Home / Papers / Musical Word Embedding for Music Tagging and Retrieval

Musical Word Embedding for Music Tagging and Retrieval

DOI: 10.48550/arXiv.2404.13569Semantic Scholar

2 Citations•2024•

Seungheon Doh, Jongpil Lee, Dasaem Jeong

ArXiv

It is demonstrated that the effectiveness of musical supervision varies by task - specifically, tag-level supervision improves tagging performance while track-level supervision enhances retrieval performance, which suggests that the choice of musical supervision in representation learning needs to be carefully considered based on the target task.

Abstract

Word embedding has become an essential means for text-based information retrieval. Typically, word embeddings are learned from large quantities of general and unstructured text data. However, in the domain of music, word embedding may have difficulty understanding musical contexts or recognizing music-related entities like artists and tracks. To address this issue, we propose a new approach called Musical Word Embedding (MWE), which involves learning from various types of texts, including both everyday and music-related vocabulary. We integrate MWE into an audio-word joint representation framework for tagging and retrieving music, using words like tag, artist, and track that have different levels of musical specificity.
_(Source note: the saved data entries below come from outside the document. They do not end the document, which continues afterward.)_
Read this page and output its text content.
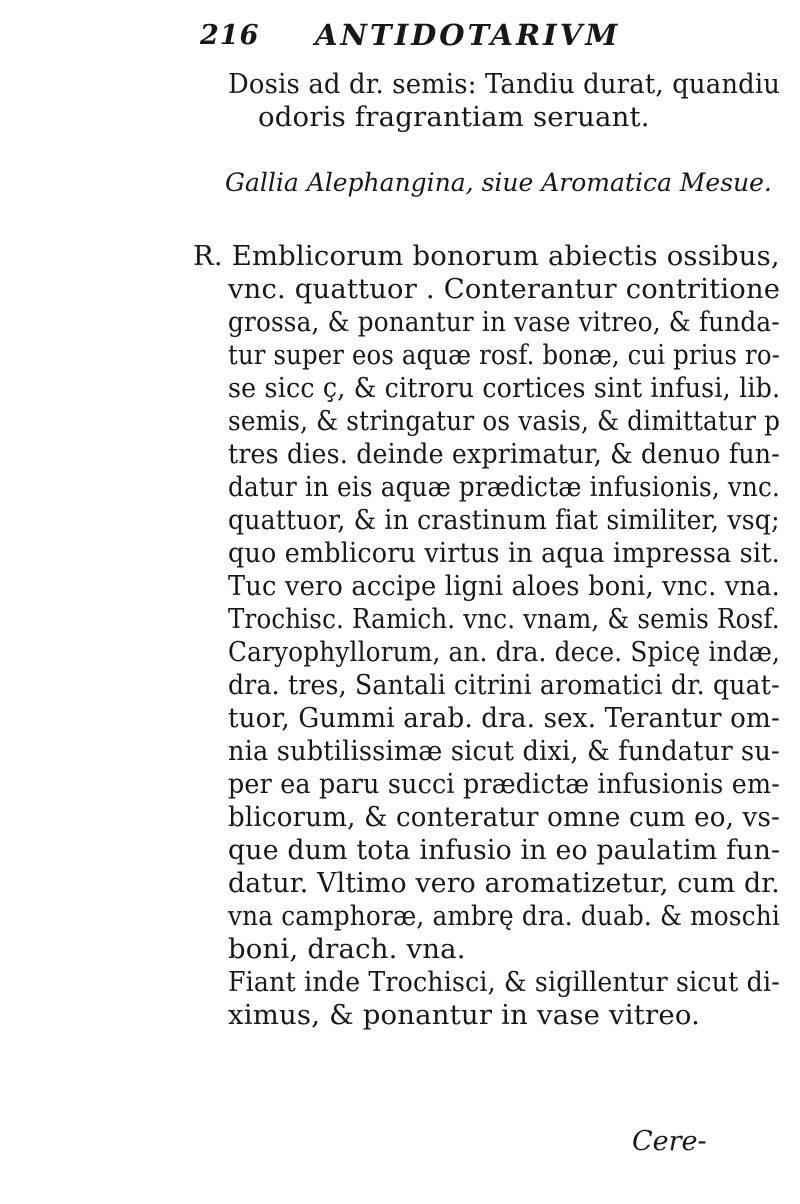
216 ANTIDOTARIVM
Dosis ad dr. semis: Tandiu durat, quandiu
odoris fragrantiam seruant.
Gallia Alephangina, siue Aromatica Mesue.
R. Emblicorum bonorum abiectis ossibus,
vnc. quattuor . Conterantur contritione
grossa, & ponantur in vase vitreo, & funda-
tur super eos aquæ rosf. bonæ, cui prius ro-
se sicc ç, & citroru cortices sint infusi, lib.
semis, & stringatur os vasis, & dimittatur p
tres dies. deinde exprimatur, & denuo fun-
datur in eis aquæ prædictæ infusionis, vnc.
quattuor, & in crastinum fiat similiter, vsq;
quo emblicoru virtus in aqua impressa sit.
Tuc vero accipe ligni aloes boni, vnc. vna.
Trochisc. Ramich. vnc. vnam, & semis Rosf.
Caryophyllorum, an. dra. dece. Spicę indæ,
dra. tres, Santali citrini aromatici dr. quat-
tuor, Gummi arab. dra. sex. Terantur om-
nia subtilissimæ sicut dixi, & fundatur su-
per ea paru succi prædictæ infusionis em-
blicorum, & conteratur omne cum eo, vs-
que dum tota infusio in eo paulatim fun-
datur. Vltimo vero aromatizetur, cum dr.
vna camphoræ, ambrę dra. duab. & moschi
boni, drach. vna.
Fiant inde Trochisci, & sigillentur sicut di-
ximus, & ponantur in vase vitreo.
Cere-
Through extensive experiments, we demonstrate that the effectiveness of musical supervision varies by task - specifically, tag-level supervision improves tagging performance while track-level supervision enhances retrieval performance. This finding suggests that the choice of musical supervision in representation learning needs to be carefully considered based on the target task. To balance this compromise, we suggest multi-prototype training that uses words with different levels of musical specificity jointly. We evaluate both word embedding and audio-word joint embedding on four tasks (tag rank prediction, music tagging, query-by-tag, and query-by-track) across two datasets (Million Song Dataset and MTG-Jamendo). The results show that the suggested MWE is more efficient and effective for both in-domain and out-of-domain datasets compared to conventional word embedding.